Kalau pun bisa dibawa kabur, Kinn pasti segera melakukannya. Namun, ini lantai 1 paling dasar dari bangunan bawah tanah Kim. Pastinya tidak mudah untuk melewati semua itu jika Porche masih dalam kondisi begini.

"Kinn, ya tuhan!! KINNN!"

Makin keras raungan Porche, makin geram Kinn pada dirinya sendiri. "Tenang, Porche. Kau pasti baik-baik saja ...." bisiknya pelan. "Apa yang bisa kulakukan untuk meredakan sakitnya? Mungkin aku harus menekan tempat tertentu?"

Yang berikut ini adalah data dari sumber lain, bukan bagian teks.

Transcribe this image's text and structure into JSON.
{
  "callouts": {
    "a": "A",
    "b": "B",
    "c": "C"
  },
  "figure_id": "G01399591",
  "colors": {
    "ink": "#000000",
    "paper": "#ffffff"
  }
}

Porche tak bisa menyahut lagi. Dia mencakar punggung Kinn begitu kuat. "Hhhmhhh ...." geramnya dalam kondisi sangat menahan diri. Dan dengan tenaganya sekarang, kemeja punggung Kinn sampai tembus dan robek, bahkan mengucurkan darah dari kuku-kukunya. "Kinn, bunuh saja aku ... Kinn ... ini terlalu sakit--KINN!"

BRAKH!!

Kinn tak bisa berpikir lagi. Dia membalik tubuh Porche hingga rebah di bawahnya, lalu menenggelamkannya dalam ciuman ganas.

Persetan apakah semakin sakit! Kinn tidak akan mengambil resiko kalau Porche sudah mengangkat kata "bunuh" untuk mengakhiri penderitaannya.

Bagaimana pun, beberapa saat lalu lelaki itu nyaris hilang darinya. Kinn pasti bisa gila kalau Porche terus menerus berteriak seperti ini.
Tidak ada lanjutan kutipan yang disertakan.